La storia dietro l’amore del Giappone per le maschere per il viso
In Giappone, a volte si dice che gli occhi parlano tanto quanto la bocca.
Forse la frase proverbiale cattura l’essenza dell’affinità della nazione per le maschere facciali, una relazione che può essere fatta risalire a secoli e un’usanza a cui è attribuito il minor numero di morti del Giappone da COVID-19 rispetto alle nazioni occidentali — in particolare gli Stati Uniti, dove indossare una maschera è diventato di recente un problema politicamente
Le maschere sono ora onnipresenti in Giappone a causa della pandemia, grazie in parte a una cultura intrinseca di indossare maschere. Oltre ad essere indossati sporadicamente durante la febbre da fieno e le stagioni influenzali, le maschere si sono espanse oltre il loro ruolo tradizionale nel corso degli anni e sono state persino adottate dalle industrie della moda e della bellezza.
Ci sono maschere che tagliano i raggi ultravioletti e impediscono l’appannamento degli occhiali e maschere che rendono il viso più sottile. C’è anche un termine per le donne che stanno bene in maschera-masuku bijin (bellezza mascherata) — e concorsi si svolgono per decidere chi tra loro sembra il più attraente indossare uno. La chiave, a quanto pare, è il miglioramento degli occhi.
È anche un buon affare. Con i casi globali del nuovo coronavirus in aumento con l’arrivo dell’estate umida del Giappone, le aziende di tutte le linee del settore si stanno affrettando a produrre maschere facciali di raffreddamento e asciugatura per far fronte al caldo soffocante che gli esperti medici avvertono potrebbe portare a difficoltà respiratorie e disidratazione.
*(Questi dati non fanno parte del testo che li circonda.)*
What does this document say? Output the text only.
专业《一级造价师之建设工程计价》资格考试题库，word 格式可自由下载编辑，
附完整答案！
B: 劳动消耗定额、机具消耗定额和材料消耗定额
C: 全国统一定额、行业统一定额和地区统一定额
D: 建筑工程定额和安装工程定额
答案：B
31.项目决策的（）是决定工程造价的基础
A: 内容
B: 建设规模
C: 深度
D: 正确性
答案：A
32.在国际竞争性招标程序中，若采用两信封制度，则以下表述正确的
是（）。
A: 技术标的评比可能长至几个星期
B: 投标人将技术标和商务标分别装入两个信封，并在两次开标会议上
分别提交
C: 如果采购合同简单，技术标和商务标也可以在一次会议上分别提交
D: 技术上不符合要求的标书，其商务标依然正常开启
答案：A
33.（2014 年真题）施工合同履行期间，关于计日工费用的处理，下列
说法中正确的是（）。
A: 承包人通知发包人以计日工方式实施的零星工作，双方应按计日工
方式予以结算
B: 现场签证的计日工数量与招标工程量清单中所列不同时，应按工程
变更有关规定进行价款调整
Il 19 giugno, il giorno in cui la Corte Suprema dell’Oklahoma ha respinto un requisito per le maschere facciali e le distanze sociali al raduno della campagna di Donald Trump a Tulsa, orde di clienti hanno resistito alla pioggia e si sono messi in coda nei negozi Uniqlo in Giappone. Erano lì per acquistare le maschere del marchio Airism del gigante dell’abbigliamento con tessuto traspirante, che è andato in vendita quel giorno. Le maschere si esaurirono quasi istantaneamente e gli acquirenti che accedevano al negozio online dell’azienda bloccarono il sito.
“Non possiamo rivelare i dati di vendita, ma la ricezione è schiacciante”, afferma un portavoce della società, aggiungendo che Uniqlo prevede di produrre 500.000 maschere Airism a settimana per il momento.
Altri produttori meno noti stanno anche escogitando modi creativi per rendere le maschere sopportabili nella calura estiva. Knit Waizu, un produttore di maglieria con sede nella prefettura di Yamagata, ha iniziato a vendere maschere di stoffa riutilizzabili in distributori automatici refrigerati a metà marzo, quando i casi di COVID-19 hanno iniziato a salire e una carenza di maschere a livello nazionale ha fatto notizia.
“Assembliamo principalmente maglioni ma abbiamo deciso di creare maschere quando le vendite hanno iniziato a cadere in mezzo alla pandemia”, afferma Katsuyuki Goto, il presidente della società. “Dal momento che abbiamo un distributore automatico allestito di fronte al nostro ufficio, abbiamo sperimentato caricandolo con maschere.”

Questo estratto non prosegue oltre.